Lama Gyaltsen, a Tibetan Buddhist monk for over 40 years, arrived on Maui in 2003. He continues the work of the late Venerable Lama Tenzen by upholding a lifestyle of study, practice and selfless service to benefit others.
Photo: Cindy Schumacher

Lama Gyaltsen arrived on Maui in 2003 to continue the work of the late Venerable Lama Tenzin. His commitment to the community upholds a lifestyle of study, practice and selfless service to benefit others.

The evening began with a recitation of prayers of compassion and loving kindness in the spirit of the Buddha. Additional prayers were offered for long life for the spiritual teacher, for all suffering people and for the world.

"We are here tonight to celebrate, preach and spread the dharma," said Lama Gyaltsen.

Lama explained that people do not understand Buddha's teaching, and so they go on suffering from illusion, worldly desires and passions.

"Timeless compassion is the wisest method of relief," Lama Gyaltsen said. "The working of Buddha is everlasting, while the depth of ignorance is bottomless."

Tibetan Buddhism has spread to many Western countries, where the tradition has gained much popularity. Among its prominent exponents is the 14th Dalai Lama of Tibet, who is well known for his affirmation, "My religion is kindness."

His Holiness the Dalai Lama gave his blessing at the Pa'ia Dharma Center on the morning of Tuesday, April 24, 2007, praying that the land be used to further the cause of peace and love throughout the world. In addition, his historic two-day visit to Maui brought over 10,000 people to War Memorial Stadium in Kahului to hear him speak.

The goal of Tibetan Buddhism's spiritual development is to achieve enlightenment and to help all other sentient beings attain this state. Buddhahood is defined as a state free of obstructions to this liberation.

"When one is freed from all mental obstructions, one is said to attain a state of continuous bliss," Lama Gyaltsen said. "In this state, all limitations on one's ability to help other living beings are removed."

The evening celebration provided lotus lights for additional prayers to honor important events in the historical Buddha Gautama's life, birth, death and attainment of nirvana.

"We pray that all will persevere on their spiritual journey," Lama Gyaltsen said. "Developing deep inner qualities requires study and living a way of life that comes from kindness, good-will, awareness and wisdom."

From a Buddhist point of view, the principal of awareness has to do with always developing and always using these inner qualities in a deeper way.

"You can use awareness in a worldly way, as well, "said Lama Gyaltsen. "You should make a point every day at increasing your intelligence and wisdom."

"The purpose," Lama said, "is to sustain a happy, stable life." However, if we are to make this world beautiful, all must respect and pray for others.

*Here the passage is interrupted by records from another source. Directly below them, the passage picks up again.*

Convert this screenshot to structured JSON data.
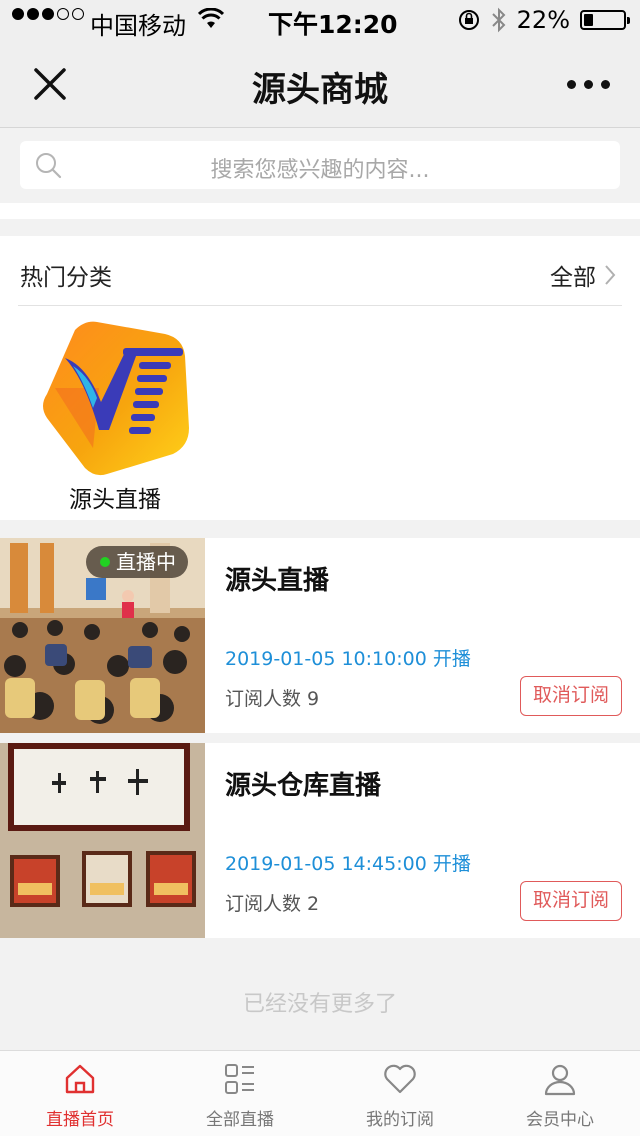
{
  "status_bar": {
    "carrier": "中国移动",
    "time": "下午12:20",
    "battery": "22%",
    "battery_level": 0.22
  },
  "nav": {
    "title": "源头商城"
  },
  "search": {
    "placeholder": "搜索您感兴趣的内容..."
  },
  "category": {
    "title": "热门分类",
    "all_label": "全部",
    "items": [
      {
        "label": "源头直播",
        "icon": "yt-logo-icon"
      }
    ]
  },
  "live_list": [
    {
      "badge": "直播中",
      "title": "源头直播",
      "time": "2019-01-05 10:10:00 开播",
      "subs": "订阅人数 9",
      "button": "取消订阅"
    },
    {
      "title": "源头仓库直播",
      "time": "2019-01-05 14:45:00 开播",
      "subs": "订阅人数 2",
      "button": "取消订阅"
    }
  ],
  "footer_text": "已经没有更多了",
  "tabs": [
    {
      "label": "直播首页",
      "icon": "home-icon",
      "active": true
    },
    {
      "label": "全部直播",
      "icon": "grid-list-icon",
      "active": false
    },
    {
      "label": "我的订阅",
      "icon": "heart-icon",
      "active": false
    },
    {
      "label": "会员中心",
      "icon": "user-icon",
      "active": false
    }
  ],
  "colors": {
    "accent_red": "#e03030",
    "time_blue": "#1e8fd8",
    "live_green": "#22d222"
  }
}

Our aspiration or wish should be to benefit all creatures.

"Wherever you go, respect is up to you, so give genuine respect to all," Lama said. "The reason for this is that all beings have a Buddha nature; they just have to awaken to it."

It appears, Lama explained, that there are too many concepts and too many wrong ideas. We live in so much ignorance that we can't see our own nature.

The birthday evening event, known in Tibetan as Saga Dawa Celebration, came to a close around the stupa, the outdoor shrine that sits at the center's entrance. All were invited to circumambulate the stupa three times as a reminder of the Buddha's teachings on non-violence and the collective wish for peace.

"The very presence of a stupa in the community dispels negativity and brings benefit and merit to the environment and all beings," said Lama Gyaltsen.

Tibetan Buddhist Novice Monk Palden Sufficool noted, "Everyone can spin the prayer wheel inside the stupa. It represents all compassionate aspirations and deeds; a collection of one good thought for the benefit of all."

"For over 35 years, the center has been dedicated to the hopes of bringing people together for spiritual nourishment, which the Dalai Lama and Lama Gyaltsen both promote," said Georgiana Cook, member of the board of directors of the Maui Dharma Center.

"Any time we gather together for something like this is a good thing," she said.

"The entire island is welcome here," said Lama Gyaltsen. "We are open to all members of the community."